In MDT 2010 it is used by the ZTIDrivers.wsf script as part of the task of importing drivers:

  • PnpEnum.exe outputs the hardware ID’s in pnpenum.xml
  • this is matched against the list of MDT Out-of-Box Drivers in drivers.xml
  • matching drivers are copied to c:drivers
  • c:drivers is defined as the Driver Path in the PnPCustomization component of WinPE or auditSystem.

PnPUnattend

PnPUnattend.exe is part of the operating system. During the auditSystem pass of setup (if there is one configured to run) it automatically imports drivers in the path defined in the unattend.xml PnpCustomizationsNonWinPE component.

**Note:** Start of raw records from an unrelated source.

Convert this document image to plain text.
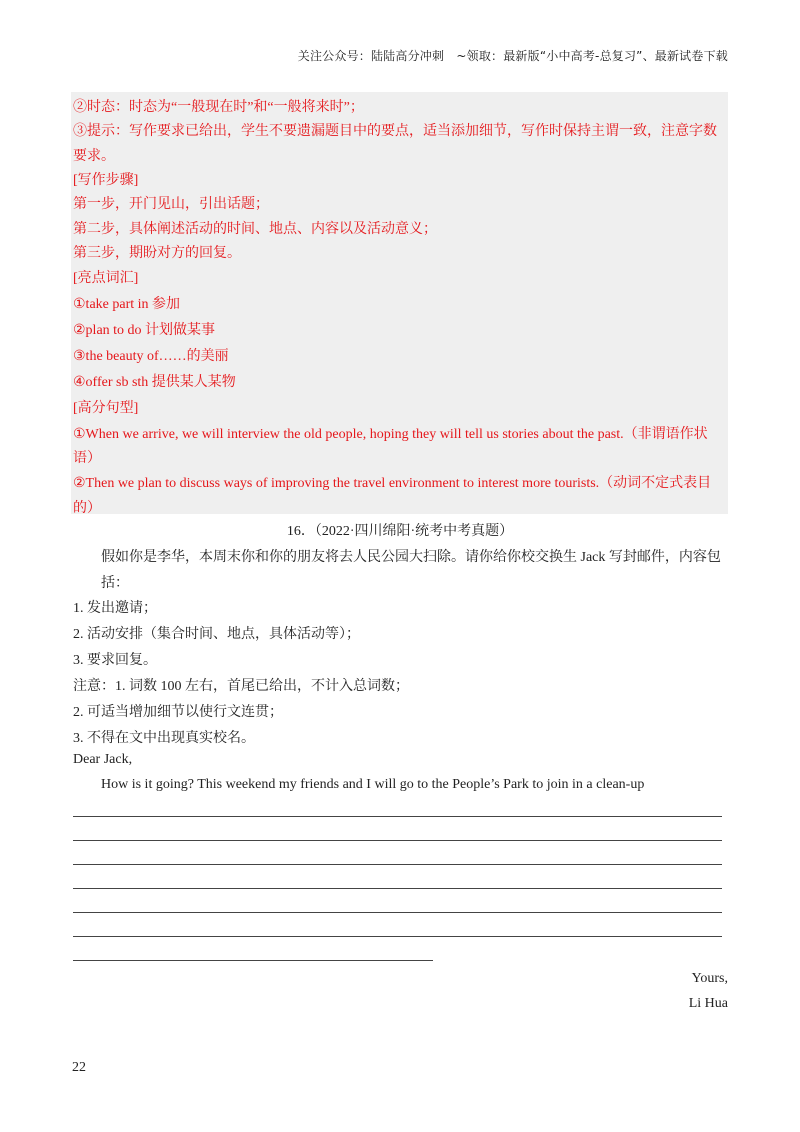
关注公众号：陆陆高分冲刺　~领取：最新版“小中高考-总复习”、最新试卷下载
②时态：时态为“一般现在时”和“一般将来时”；
③提示：写作要求已给出，学生不要遗漏题目中的要点，适当添加细节，写作时保持主谓一致，注意字数
要求。
[写作步骤]
第一步，开门见山，引出话题；
第二步，具体阐述活动的时间、地点、内容以及活动意义；
第三步，期盼对方的回复。
[亮点词汇]
①take part in 参加
②plan to do 计划做某事
③the beauty of……的美丽
④offer sb sth 提供某人某物
[高分句型]
①When we arrive, we will interview the old people, hoping they will tell us stories about the past.（非谓语作状
语）
②Then we plan to discuss ways of improving the travel environment to interest more tourists.（动词不定式表目
的）
16．（2022·四川绵阳·统考中考真题）
假如你是李华，本周末你和你的朋友将去人民公园大扫除。请你给你校交换生 Jack 写封邮件，内容包
括：
1. 发出邀请；
2. 活动安排（集合时间、地点，具体活动等）；
3. 要求回复。
注意：1. 词数 100 左右，首尾已给出，不计入总词数；
2. 可适当增加细节以使行文连贯；
3. 不得在文中出现真实校名。
Dear Jack,
How is it going? This weekend my friends and I will go to the People’s Park to join in a clean-up
Yours,
Li Hua
22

This is specifically to install drivers from a path, unattended, as part of the Audit pass of setup. The command line options are: /s to search the driver path without importing; and /l to show logging information.

PnPUtil

PnPUtil.exe is part of the operating system. PnPUtil is a command-line tool to add and remove third party plug and play drivers. After Windows 7 is deployed, you can use PnPUtil to add or update specific drivers.

  • PnPUtil -a imports the specified driver or drivers
  • PnPutil -e lists the third party drivers that have already been added (but it does not provide a facility to pipe the output to a file)
  • PnPUtil -d deletes the specified third party driver.